Livingston Taylor’s voice is as warm as the summer sun and has an outlook that says life is good.
An accomplished singing-guitar/piano-man, Taylor’s hometown of Boston declared Jan. 18, 2017 Livingston Taylor Day.
He has played on stages across the world, with other major artists such as Joni Mitchell, Linda Ronstadt, Fleetwood Mac, Jimmy Buffet and Jethro Tull, and is a full professor at Berklee College of Music where he has taught stage performance since 1989.
With 50 years of making beautiful music, Taylor is coming to Salmon Arm to perform at the 25th annual Roots and Blues Festival, which takes place this weekend.
From top-40 hits I Will be in Love With You and I’ll Come Running, to I Can Dream of You and Boatman, the last two recorded by his brother James, Livingston’s creative output has continued unabated.
He is equally comfortable performing folk, pop, gospel and jazz, singing his thoughtful ballads, accompanied simply by his guitar or with full orchestral accompaniment. And other artists have seen the worth of his songs.
“Linda Ronstadt had some success with a couple of my songs and there have been other artists periodically who graced me by singing some of my songs,” says the modest man.
Award-winning director Tracey Anarella has teamed up with Taylor to create a documentary about the artist, his life, his career and amazing teaching at Berklee. Livingston Taylor – Life is Good is described as a unique one-off on the man who is “equal parts Mark Twain, WC fields, college professor and musical icon.”
Despite his impressive credentials, Taylor is a warm, compassionate human being, who cares about the planet and its people and making music that matters.
“Ultimately, inspiration for me, comes from two places – unfailing love for my beautiful audience and an abject fear of starvation,” he says, calling love and fear strong motivators. “”When one examines oneself and looks within, you find stories and situations and ya, certainly that need for release fuels much creativity. As I get older and more comfortable, I write songs less about my angst and more about the external, things that amuse me, characters I meet.”
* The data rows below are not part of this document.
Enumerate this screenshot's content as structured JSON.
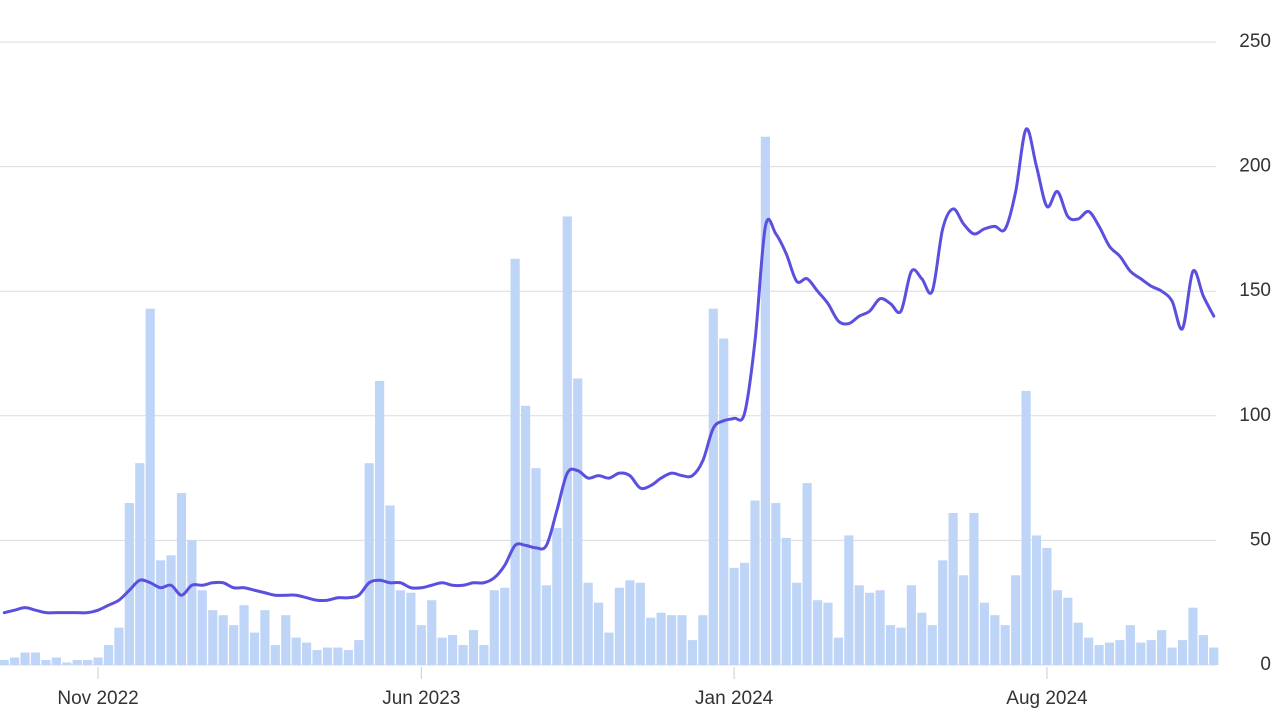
{
  "chart_data": {
    "type": "combo",
    "categories": [
      null,
      null,
      null,
      null,
      null,
      null,
      null,
      null,
      null,
      "Nov 2022",
      null,
      null,
      null,
      null,
      null,
      null,
      null,
      null,
      null,
      null,
      null,
      null,
      null,
      null,
      null,
      null,
      null,
      null,
      null,
      null,
      null,
      null,
      null,
      null,
      null,
      null,
      null,
      null,
      null,
      null,
      "Jun 2023",
      null,
      null,
      null,
      null,
      null,
      null,
      null,
      null,
      null,
      null,
      null,
      null,
      null,
      null,
      null,
      null,
      null,
      null,
      null,
      null,
      null,
      null,
      null,
      null,
      null,
      null,
      null,
      null,
      null,
      "Jan 2024",
      null,
      null,
      null,
      null,
      null,
      null,
      null,
      null,
      null,
      null,
      null,
      null,
      null,
      null,
      null,
      null,
      null,
      null,
      null,
      null,
      null,
      null,
      null,
      null,
      null,
      null,
      null,
      null,
      null,
      "Aug 2024",
      null,
      null,
      null,
      null,
      null,
      null,
      null,
      null,
      null,
      null,
      null,
      null,
      null,
      null,
      null,
      null
    ],
    "series": [
      {
        "type": "bar",
        "color": "#bfd5f7",
        "values": [
          2,
          3,
          5,
          5,
          2,
          3,
          1,
          2,
          2,
          3,
          8,
          15,
          65,
          81,
          143,
          42,
          44,
          69,
          50,
          30,
          22,
          20,
          16,
          24,
          13,
          22,
          8,
          20,
          11,
          9,
          6,
          7,
          7,
          6,
          10,
          81,
          114,
          64,
          30,
          29,
          16,
          26,
          11,
          12,
          8,
          14,
          8,
          30,
          31,
          163,
          104,
          79,
          32,
          55,
          180,
          115,
          33,
          25,
          13,
          31,
          34,
          33,
          19,
          21,
          20,
          20,
          10,
          20,
          143,
          131,
          39,
          41,
          66,
          212,
          65,
          51,
          33,
          73,
          26,
          25,
          11,
          52,
          32,
          29,
          30,
          16,
          15,
          32,
          21,
          16,
          42,
          61,
          36,
          61,
          25,
          20,
          16,
          36,
          110,
          52,
          47,
          30,
          27,
          17,
          11,
          8,
          9,
          10,
          16,
          9,
          10,
          14,
          7,
          10,
          23,
          12,
          7
        ]
      },
      {
        "type": "line",
        "color": "#5b4fe0",
        "values": [
          21,
          22,
          23,
          22,
          21,
          21,
          21,
          21,
          21,
          22,
          24,
          26,
          30,
          34,
          33,
          31,
          32,
          28,
          32,
          32,
          33,
          33,
          31,
          31,
          30,
          29,
          28,
          28,
          28,
          27,
          26,
          26,
          27,
          27,
          28,
          33,
          34,
          33,
          33,
          31,
          31,
          32,
          33,
          32,
          32,
          33,
          33,
          35,
          40,
          48,
          48,
          47,
          48,
          62,
          77,
          78,
          75,
          76,
          75,
          77,
          76,
          71,
          72,
          75,
          77,
          76,
          76,
          82,
          95,
          98,
          99,
          101,
          130,
          176,
          173,
          165,
          154,
          155,
          150,
          145,
          138,
          137,
          140,
          142,
          147,
          145,
          142,
          158,
          155,
          150,
          175,
          183,
          177,
          173,
          175,
          176,
          175,
          190,
          215,
          200,
          184,
          190,
          180,
          179,
          182,
          176,
          168,
          164,
          158,
          155,
          152,
          150,
          146,
          135,
          158,
          148,
          140
        ]
      }
    ],
    "ylim": [
      0,
      250
    ],
    "yticks": [
      0,
      50,
      100,
      150,
      200,
      250
    ],
    "grid": true
  }
}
He says that generally, his better songs begin with the creation of a melody, followed by the lyrics.
“Once I write the melody, I can wait for a nice idea,” he says. “Often they come together and occasionally, I write melodies to lyrics, but it’s not as successful as the other way around.”
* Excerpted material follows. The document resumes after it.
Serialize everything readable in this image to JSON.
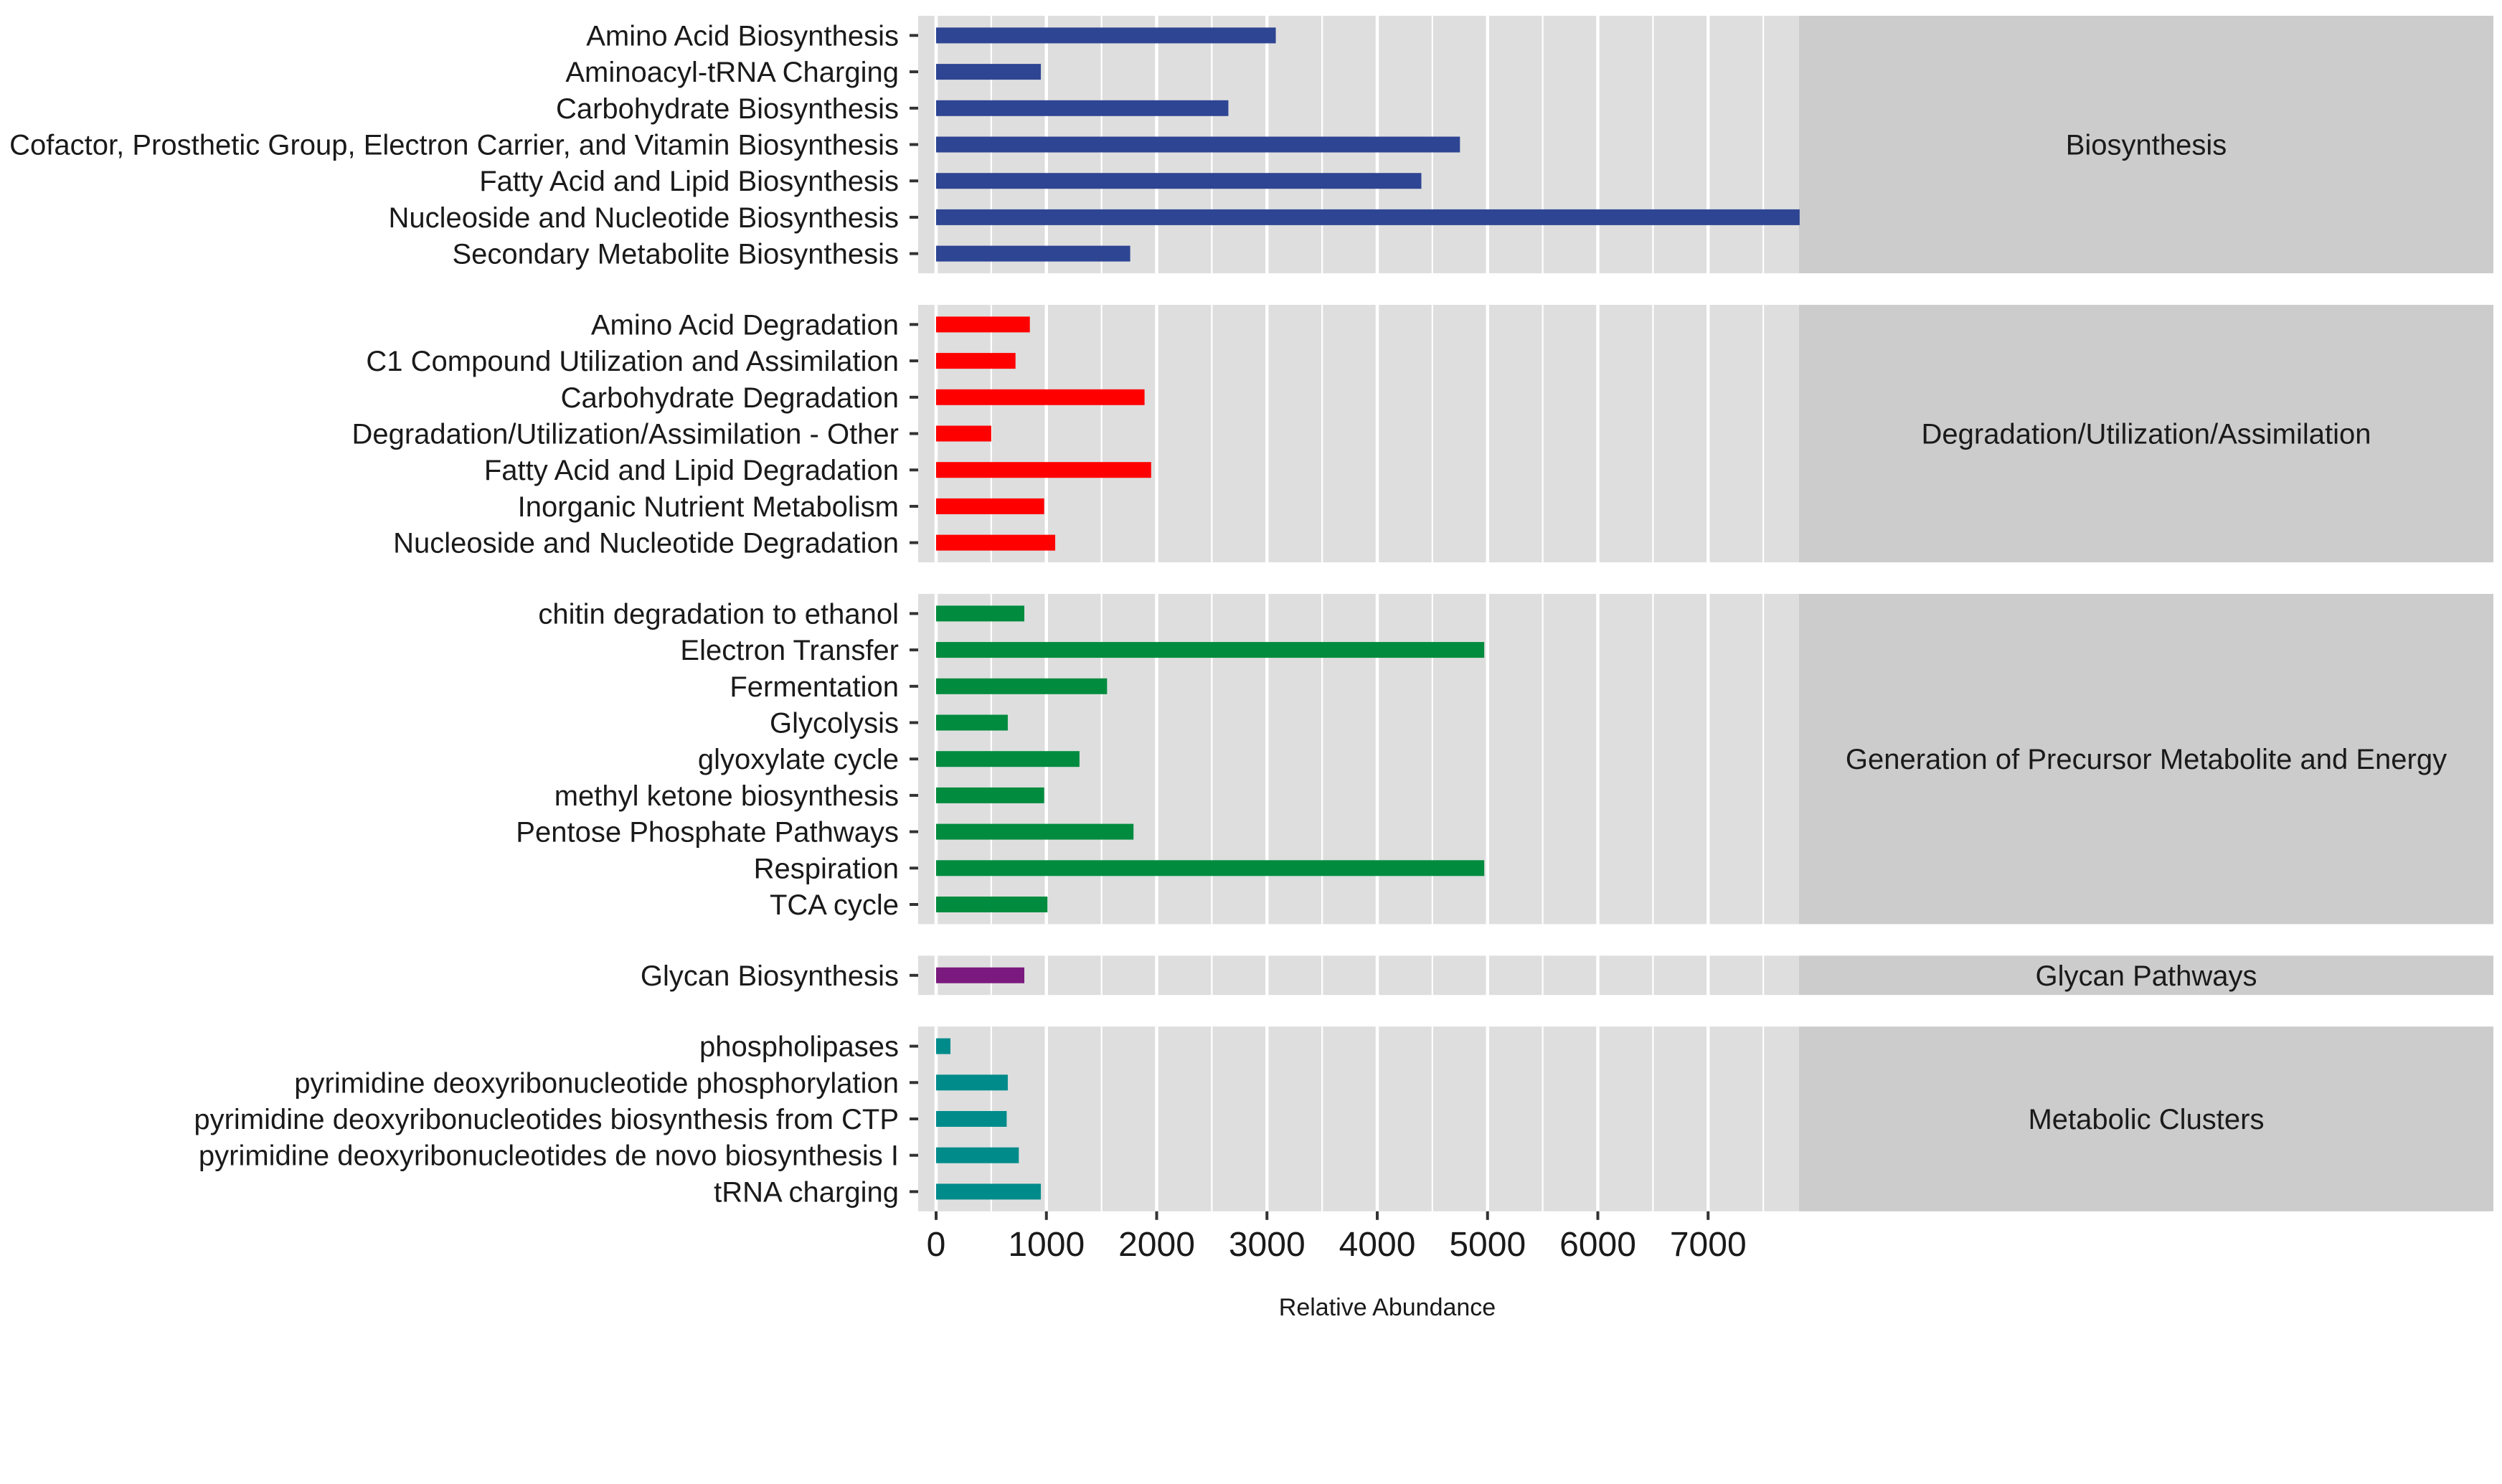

So deep is Taylor’s own knowledge of music, he might just as likely treat his audiences to a classic Gershwin number or Broadway show tune.
It is a breadth and depth of knowledge he shares with his students at Berklee. He also teaches the importance of being driven to make one’s mark and to accomplish one’s goals in the early stages of career.
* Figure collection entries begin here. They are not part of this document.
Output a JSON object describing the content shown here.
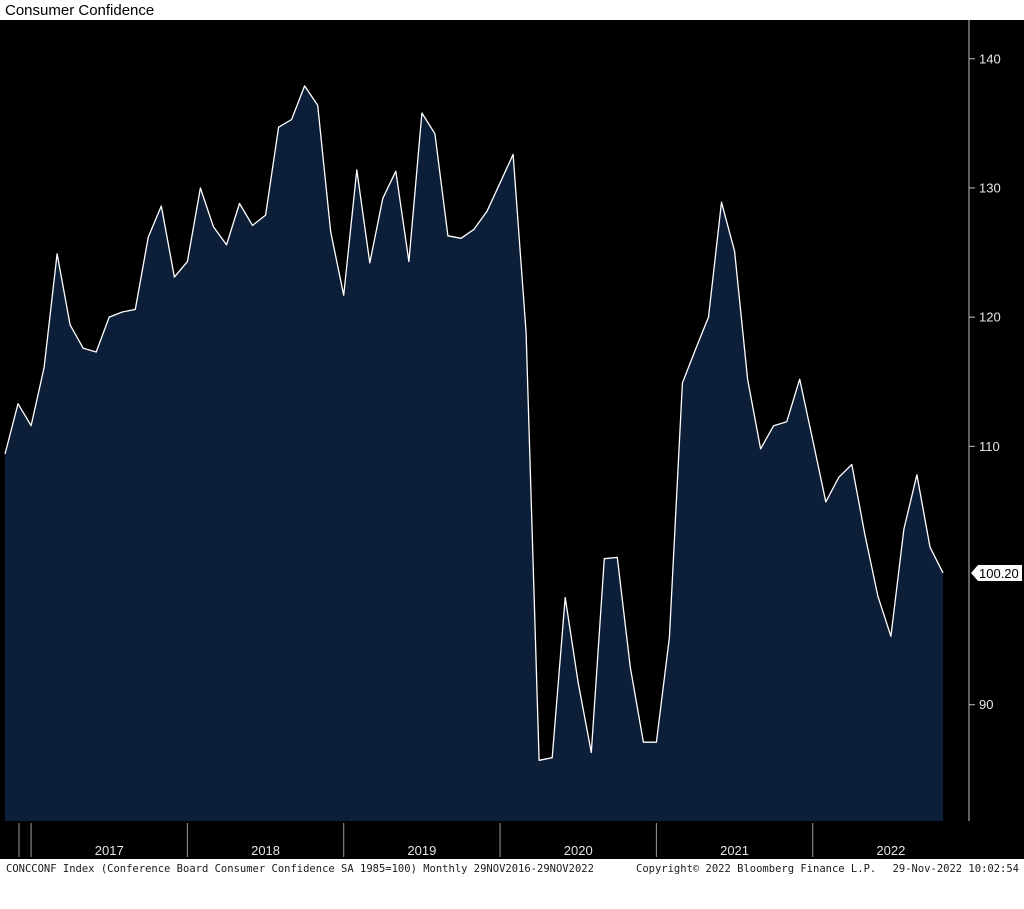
{
  "title": "Consumer Confidence",
  "chart_data": {
    "type": "area",
    "title": "Consumer Confidence",
    "xlabel": "",
    "ylabel": "",
    "ylim": [
      81,
      143
    ],
    "yticks": [
      90,
      110,
      120,
      130,
      140
    ],
    "year_labels": [
      "2017",
      "2018",
      "2019",
      "2020",
      "2021",
      "2022"
    ],
    "last_value_label": "100.20",
    "fill_color": "#0d1e38",
    "line_color": "#ffffff",
    "background": "#000000",
    "series": [
      {
        "x": [
          "2016-11",
          "2016-12",
          "2017-01",
          "2017-02",
          "2017-03",
          "2017-04",
          "2017-05",
          "2017-06",
          "2017-07",
          "2017-08",
          "2017-09",
          "2017-10",
          "2017-11",
          "2017-12",
          "2018-01",
          "2018-02",
          "2018-03",
          "2018-04",
          "2018-05",
          "2018-06",
          "2018-07",
          "2018-08",
          "2018-09",
          "2018-10",
          "2018-11",
          "2018-12",
          "2019-01",
          "2019-02",
          "2019-03",
          "2019-04",
          "2019-05",
          "2019-06",
          "2019-07",
          "2019-08",
          "2019-09",
          "2019-10",
          "2019-11",
          "2019-12",
          "2020-01",
          "2020-02",
          "2020-03",
          "2020-04",
          "2020-05",
          "2020-06",
          "2020-07",
          "2020-08",
          "2020-09",
          "2020-10",
          "2020-11",
          "2020-12",
          "2021-01",
          "2021-02",
          "2021-03",
          "2021-04",
          "2021-05",
          "2021-06",
          "2021-07",
          "2021-08",
          "2021-09",
          "2021-10",
          "2021-11",
          "2021-12",
          "2022-01",
          "2022-02",
          "2022-03",
          "2022-04",
          "2022-05",
          "2022-06",
          "2022-07",
          "2022-08",
          "2022-09",
          "2022-10",
          "2022-11"
        ],
        "values": [
          109.4,
          113.3,
          111.6,
          116.1,
          124.9,
          119.4,
          117.6,
          117.3,
          120.0,
          120.4,
          120.6,
          126.2,
          128.6,
          123.1,
          124.3,
          130.0,
          127.0,
          125.6,
          128.8,
          127.1,
          127.9,
          134.7,
          135.3,
          137.9,
          136.4,
          126.6,
          121.7,
          131.4,
          124.2,
          129.2,
          131.3,
          124.3,
          135.8,
          134.2,
          126.3,
          126.1,
          126.8,
          128.2,
          130.4,
          132.6,
          118.8,
          85.7,
          85.9,
          98.3,
          91.7,
          86.3,
          101.3,
          101.4,
          92.9,
          87.1,
          87.1,
          95.2,
          114.9,
          117.5,
          120.0,
          128.9,
          125.1,
          115.2,
          109.8,
          111.6,
          111.9,
          115.2,
          110.5,
          105.7,
          107.6,
          108.6,
          103.2,
          98.4,
          95.3,
          103.6,
          107.8,
          102.2,
          100.2
        ]
      }
    ]
  },
  "footer": {
    "left": "CONCCONF Index (Conference Board Consumer Confidence SA 1985=100) Monthly 29NOV2016-29NOV2022",
    "mid": "Copyright© 2022 Bloomberg Finance L.P.",
    "right": "29-Nov-2022 10:02:54"
  }
}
“As you get older, it gets less important, goals become less important and enjoying the journey becomes more important,” he says. “The only cure for old age is gratitude; it is so fun to have been able to study for a lifetime, that eclectic music, to hear students play and to come to a place like Salmon Arm and get exposed to more music. It’s been a wonderful adventure.”
Described as a natural storyteller, Taylor peppers his performances with personal stories and anecdotes in a warmth of style that connects him with his fans.
And Taylor is a fan of Canadian music and its relevance to the music world.
“I am continually amazed that Canadian artists seem to bring to the table a discipline and a precision that some American artists have as well, but seems particularly unique to Canada,” he says, pointing to Gordon Lightfoot and Joni Mitchell. “There’s a real precision surrounding their craft that seems to be a real Canadian combination of passion and discipline, and it really informs North American popular music.”
While he has never met his fellow artists, Taylor will take part in “Bright Side of the Road,” a workshop on Saturday afternoon with Alex Cuba, Irish Mythen and Jay Gilday, from 1:20 to 2:20 p.m. at the Jack Daniel’s Barn Stage.
Immediately following that, he will head over to the CBC Blues Stage for a 3 p.m. solo concert and on Sunday evening on the Main Stage, will perform with several other artists in a special tribute to Leonard Cohen.
Another eclectic world of good-for-the-soul roots and blues music opens late Friday afternoon at the Salmon Arm Fairgrounds, with entertainment, food, activities and, oh yes, shopping, for music- and fun-lovers of all ages.
Begin Saturday and Sunday get those bodies moving with gentle stretching, drumming and dancing hip hop, salsa or swing.